Improvement of mixing of all steps in the assay led to a large decrease in variation in the pIC₅₀ of the reference compound AZ1: CV dropped from 3% to 1% ( Fig. 4 ). This improved CV meant that ±3 standard deviations around pIC₅₀ covers as little as 0.5 units on the pIC₅₀ scale, which guarantees good separation between compounds during the building of the SAR for a chemical series. The final assay displayed a Z′ ≥ 0.7, as well as a CV of <5% and <3% for positive-control wells and negative-control wells, respectively (average of two plates; data not shown), as measured by the HTRF ratio. Z′ above 0.5 could be reached with even lower (fourfold) enzyme activity (data not shown). Whether the assay protocol could be amenable for greater capacity for use in high-throughput screening was not investigated here. The capacity of the present assay, however, was six 384-well microplates per batch of reagent plates, which is adequate for compound optimization and characterization in medical-chemistry efforts. Thorough investigation of the quality of mixing in all liquid transfer steps thus proved crucial for reaching the high-precision performance of the present assay—an observation that may be of general relevance for assay development in 384-well microplates, which cannot be properly mixed by shaking.

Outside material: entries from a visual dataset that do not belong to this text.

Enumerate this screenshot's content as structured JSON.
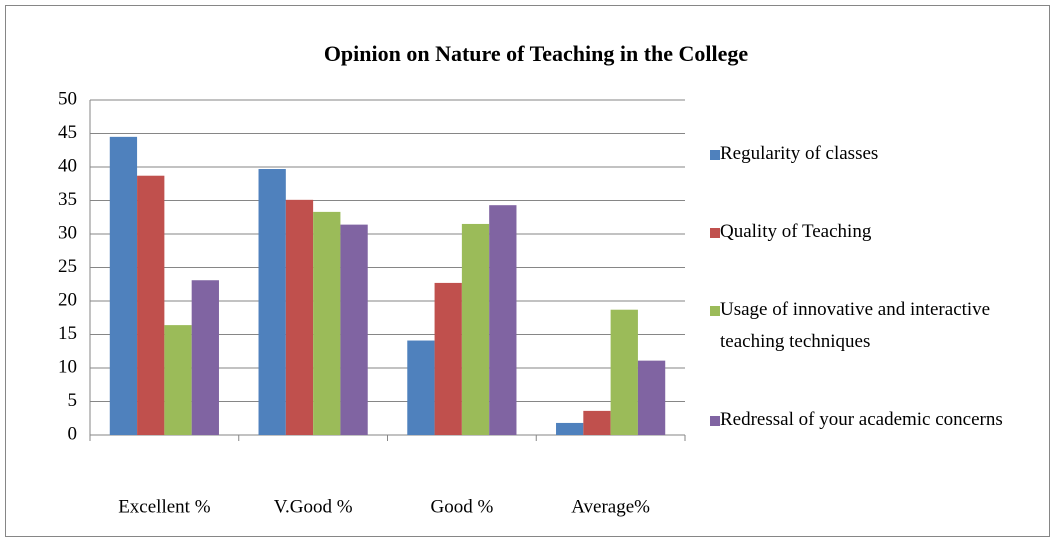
{
  "chart_data": {
    "type": "bar",
    "title": "Opinion on Nature of Teaching in the College",
    "categories": [
      "Excellent %",
      "V.Good %",
      "Good %",
      "Average%"
    ],
    "series": [
      {
        "name": "Regularity of classes",
        "color": "#4f81bd",
        "values": [
          44.5,
          39.7,
          14.1,
          1.8
        ]
      },
      {
        "name": "Quality of Teaching",
        "color": "#c0504d",
        "values": [
          38.7,
          35.1,
          22.7,
          3.6
        ]
      },
      {
        "name": "Usage of innovative and interactive teaching techniques",
        "color": "#9bbb59",
        "values": [
          16.4,
          33.3,
          31.5,
          18.7
        ]
      },
      {
        "name": "Redressal of your academic concerns",
        "color": "#8064a2",
        "values": [
          23.1,
          31.4,
          34.3,
          11.1
        ]
      }
    ],
    "ylim": [
      0,
      50
    ],
    "yticks": [
      0,
      5,
      10,
      15,
      20,
      25,
      30,
      35,
      40,
      45,
      50
    ],
    "grid": true,
    "legend": "right"
  }
}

We have presented here, to our knowledge, the first screening assay in a 384-well format for mPGES-1 inhibitors that uses acetonitrile as a dry solvent for PGH₂ and is devoid of cooled steps during the enzyme reaction. With these properties, together with its high-precision pIC₅₀ determination, the presented assay should be of utility in generating SARs of high quality and in driving optimization of mPGES-1 inhibitory compounds. Also, given the recent crystallographic progress in mPGES-1 research, ¹³ the reaction catalyzed by mPGES-1 demands further examination of its biochemistry in screening assays as well as in vivo. The present protocol should be of utility in detailed investigation of the enzyme-kinetic characteristics of mPGES-1 in vitro.

In the work of developing the present assay, it was learned that thorough investigation of mixing is a prerequisite for reaching very high precision in an assay for determining IC₅₀s of mPGES-1 inhibitors, at least with the type of protocol used here. It is our belief that the challenge of investigating the quality of mixing may have been underestimated in pharmaceutical assay development and that setup of future screening assays may generally benefit from increased focus on this important aspect of assay development.